Have you heard about co-working? It’s where a range of professionals, in particular individuals/freelancers and small businesses work together in the same space to achieve their individual goals. There is a special kind of osmosis, collaboration, cross-pollination of ideas and support of one another. If you still don’t understand what I mean, this article and video from The Conversation offers a great description.
I recently started working at Sass Place, Adelaide’s newest co-working space which is designed especially for women, with an on-site creche. Being able to bring in my baby to work, and duck into the creche for a quick breastfeed and then return back to work is fantastic. With increasing child care costs and availability, the opportunity to have kids cared for on site is extremely unique, indeed Sass Place is the first of its kind. After the work is done, we can surrender back to family life. It’s truly a perfect solution for us.

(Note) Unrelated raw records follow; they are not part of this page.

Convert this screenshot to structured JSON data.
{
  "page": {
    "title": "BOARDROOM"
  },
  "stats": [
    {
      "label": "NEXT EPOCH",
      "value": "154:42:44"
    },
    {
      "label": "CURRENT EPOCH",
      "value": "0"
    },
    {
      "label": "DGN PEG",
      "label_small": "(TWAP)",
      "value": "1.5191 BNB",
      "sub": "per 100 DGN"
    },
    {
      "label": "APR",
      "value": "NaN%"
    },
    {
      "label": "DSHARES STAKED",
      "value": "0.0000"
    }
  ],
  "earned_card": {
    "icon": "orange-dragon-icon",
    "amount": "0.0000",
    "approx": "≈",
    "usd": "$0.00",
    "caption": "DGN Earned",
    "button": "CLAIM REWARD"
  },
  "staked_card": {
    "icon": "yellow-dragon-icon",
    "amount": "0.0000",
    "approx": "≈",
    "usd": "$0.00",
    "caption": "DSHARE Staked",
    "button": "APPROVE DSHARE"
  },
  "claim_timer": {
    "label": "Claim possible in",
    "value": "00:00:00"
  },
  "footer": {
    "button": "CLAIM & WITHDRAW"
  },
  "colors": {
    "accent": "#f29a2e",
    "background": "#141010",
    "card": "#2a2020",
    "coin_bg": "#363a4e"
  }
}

One of the aspects I’m really enjoying is working alongside other talented professional women, many entrepreneurs starting out or established freelancers in a range of fields. I can’t help but wonder: Could this sort of working environment could help to embed health promotion practice and ways of thinking into sectors that influence health?

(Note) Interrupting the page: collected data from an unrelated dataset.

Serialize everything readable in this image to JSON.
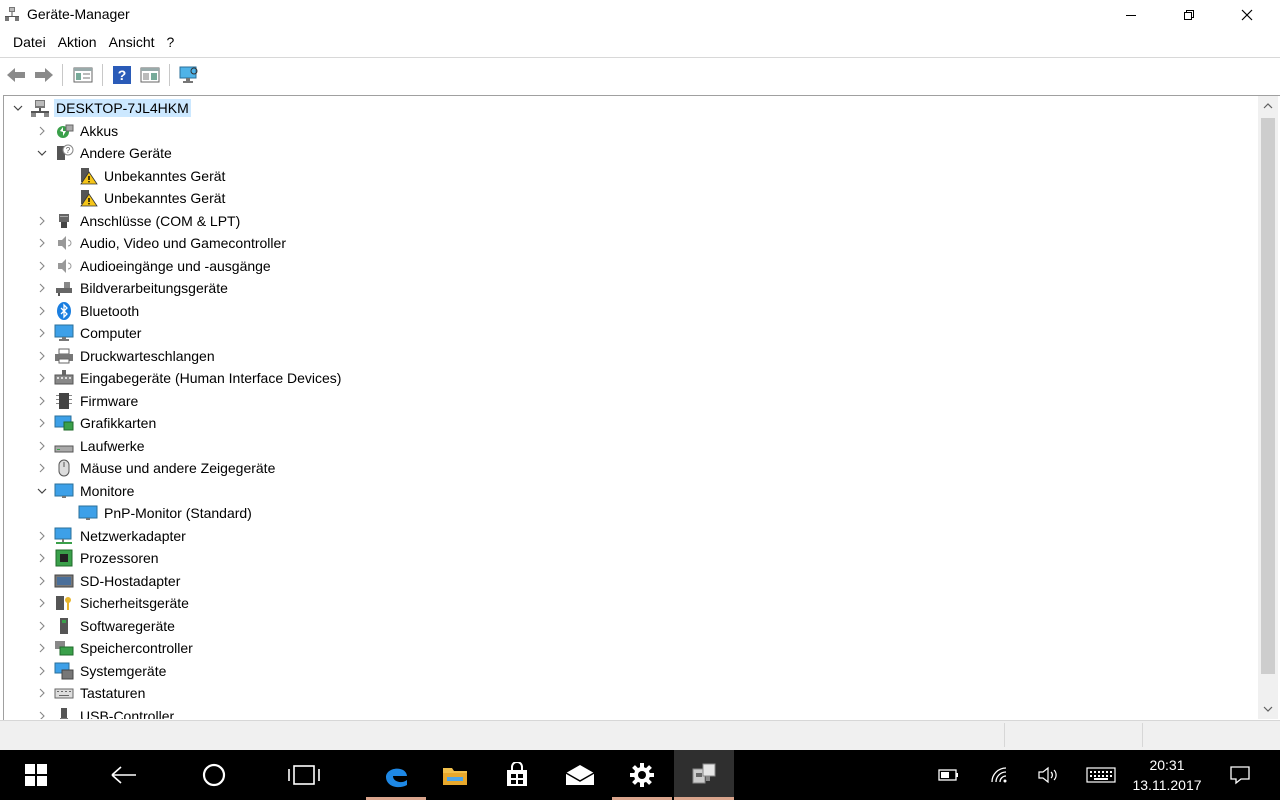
{
  "window": {
    "title": "Geräte-Manager"
  },
  "menu": [
    "Datei",
    "Aktion",
    "Ansicht",
    "?"
  ],
  "tree": {
    "root": "DESKTOP-7JL4HKM",
    "items": [
      {
        "label": "Akkus",
        "expanded": false,
        "icon": "battery-icon"
      },
      {
        "label": "Andere Geräte",
        "expanded": true,
        "icon": "unknown-device-icon",
        "children": [
          {
            "label": "Unbekanntes Gerät",
            "icon": "warning-device-icon"
          },
          {
            "label": "Unbekanntes Gerät",
            "icon": "warning-device-icon"
          }
        ]
      },
      {
        "label": "Anschlüsse (COM & LPT)",
        "expanded": false,
        "icon": "port-icon"
      },
      {
        "label": "Audio, Video und Gamecontroller",
        "expanded": false,
        "icon": "speaker-icon"
      },
      {
        "label": "Audioeingänge und -ausgänge",
        "expanded": false,
        "icon": "speaker-icon"
      },
      {
        "label": "Bildverarbeitungsgeräte",
        "expanded": false,
        "icon": "camera-icon"
      },
      {
        "label": "Bluetooth",
        "expanded": false,
        "icon": "bluetooth-icon"
      },
      {
        "label": "Computer",
        "expanded": false,
        "icon": "computer-icon"
      },
      {
        "label": "Druckwarteschlangen",
        "expanded": false,
        "icon": "printer-icon"
      },
      {
        "label": "Eingabegeräte (Human Interface Devices)",
        "expanded": false,
        "icon": "hid-icon"
      },
      {
        "label": "Firmware",
        "expanded": false,
        "icon": "chip-icon"
      },
      {
        "label": "Grafikkarten",
        "expanded": false,
        "icon": "display-adapter-icon"
      },
      {
        "label": "Laufwerke",
        "expanded": false,
        "icon": "drive-icon"
      },
      {
        "label": "Mäuse und andere Zeigegeräte",
        "expanded": false,
        "icon": "mouse-icon"
      },
      {
        "label": "Monitore",
        "expanded": true,
        "icon": "monitor-icon",
        "children": [
          {
            "label": "PnP-Monitor (Standard)",
            "icon": "monitor-icon"
          }
        ]
      },
      {
        "label": "Netzwerkadapter",
        "expanded": false,
        "icon": "network-icon"
      },
      {
        "label": "Prozessoren",
        "expanded": false,
        "icon": "processor-icon"
      },
      {
        "label": "SD-Hostadapter",
        "expanded": false,
        "icon": "sd-icon"
      },
      {
        "label": "Sicherheitsgeräte",
        "expanded": false,
        "icon": "security-key-icon"
      },
      {
        "label": "Softwaregeräte",
        "expanded": false,
        "icon": "software-device-icon"
      },
      {
        "label": "Speichercontroller",
        "expanded": false,
        "icon": "storage-controller-icon"
      },
      {
        "label": "Systemgeräte",
        "expanded": false,
        "icon": "system-device-icon"
      },
      {
        "label": "Tastaturen",
        "expanded": false,
        "icon": "keyboard-icon"
      },
      {
        "label": "USB-Controller",
        "expanded": false,
        "icon": "usb-icon"
      }
    ]
  },
  "taskbar": {
    "time": "20:31",
    "date": "13.11.2017"
  },
  "colors": {
    "selection": "#cce8ff",
    "taskbar": "#000000",
    "edge_blue": "#1e88e5",
    "folder_yellow": "#f2c04c",
    "accent_underline": "#d9a48c"
  }
}
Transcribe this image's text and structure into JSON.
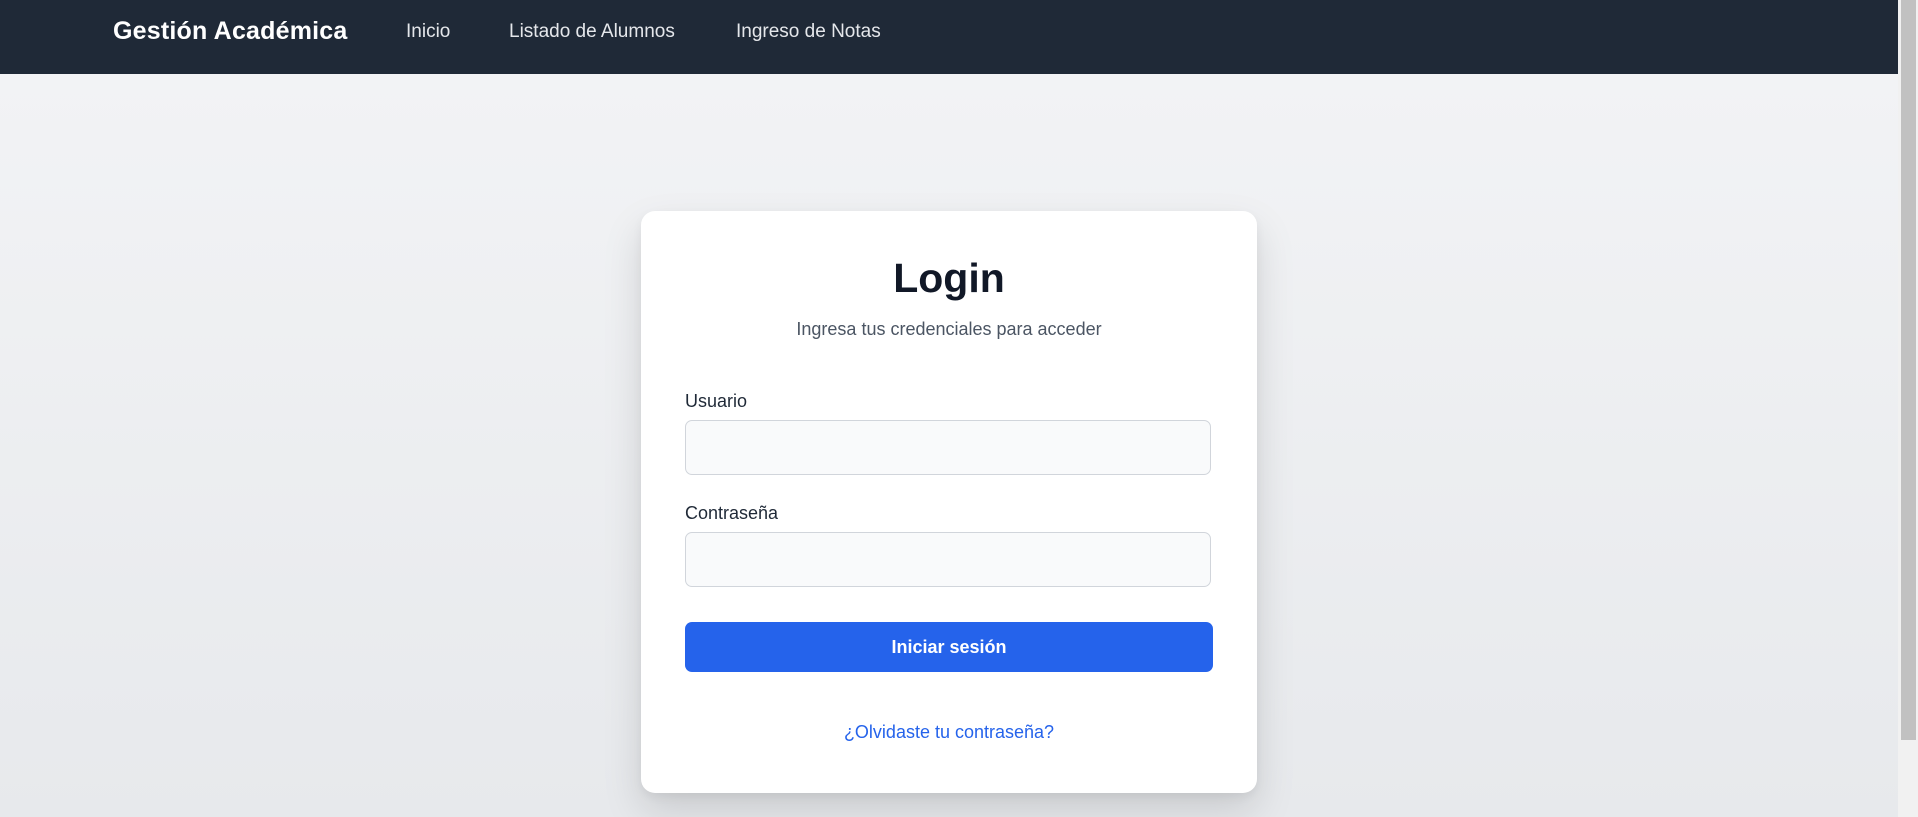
{
  "navbar": {
    "brand": "Gestión Académica",
    "links": [
      {
        "label": "Inicio"
      },
      {
        "label": "Listado de Alumnos"
      },
      {
        "label": "Ingreso de Notas"
      }
    ]
  },
  "login": {
    "title": "Login",
    "subtitle": "Ingresa tus credenciales para acceder",
    "username_label": "Usuario",
    "username_value": "",
    "password_label": "Contraseña",
    "password_value": "",
    "submit_label": "Iniciar sesión",
    "forgot_label": "¿Olvidaste tu contraseña?"
  },
  "colors": {
    "navbar_bg": "#1f2937",
    "primary": "#2563eb"
  }
}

Maybe instead of huge buildings filled with staffers from their respective areas (the health department building, the transport building, the education building, you get the idea…) we need to share space. Physical working spaces. What about if all the like-minded NGOs shared space together? What about instead of set meetings across agencies, we had co-working days where all you needed was your USB or laptop, and a collaborative frame of mind.
I’d love to see the concept of co-working introduced by and for health promotion to integrate and cross pollinate. I think it could be one possible strategy to break down silos, and further understanding across professional boundaries of what health promotion really means.